The members from FijiFirst include leader Voreqe Bainimarama, General Secretary Aiyaz Sayed-Khaiyum, and members Semi Koroilavesau, Ioane Naivalarua, Viliame Naupoto and Inia Seruiratu.

The meeting today to decide if its decision to form a coalition with the opposition stands, a move that comes after the Pacific country’s military was called in to help police maintain law and order.

Fiji is waiting for its president to recall parliament, so legislators can vote for a new prime minister after a national election last week showed no party received a clear majority.

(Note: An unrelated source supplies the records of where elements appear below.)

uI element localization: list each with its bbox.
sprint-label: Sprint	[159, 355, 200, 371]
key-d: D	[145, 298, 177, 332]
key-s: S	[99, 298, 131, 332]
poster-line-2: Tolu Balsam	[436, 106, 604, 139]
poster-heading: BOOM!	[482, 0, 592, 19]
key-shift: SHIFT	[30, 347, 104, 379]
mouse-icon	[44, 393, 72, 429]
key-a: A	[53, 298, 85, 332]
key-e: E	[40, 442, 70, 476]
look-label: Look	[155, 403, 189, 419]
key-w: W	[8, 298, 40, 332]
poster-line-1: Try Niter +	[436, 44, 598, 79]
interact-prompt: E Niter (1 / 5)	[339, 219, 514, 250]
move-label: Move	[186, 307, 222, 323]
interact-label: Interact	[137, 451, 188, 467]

SODELPA, a power-broker holding three seats in the hung parliament, supports policies favouring indigenous Fijians, and on Tuesday signed a coalition agreement with the People’s Alliance and the National Federation Party.

Tensions have risen after last week’s election delivered a hung parliament. Prime Minister Frank Bainimarama’s Fiji First has not conceded defeat, while a coalition of three parties including SODELPA said it had a combined majority and had agreed on the leader of the People’s Alliance, Sitiveni Rabuka, as prime minister. Rabuka is also a former coup leader.

The Pacific island nation, which has a history of military coups, was dominated by sometimes tense race relations between its indigenous majority and a big ethnic Indian minority, before constitutional reform in 2013 to remove a race-based voting system that favoured indigenous Fijians.

However, opposition parties accuse Bainimarama and his allies of stoking fears of ethnic trouble as a pretext to cling to power.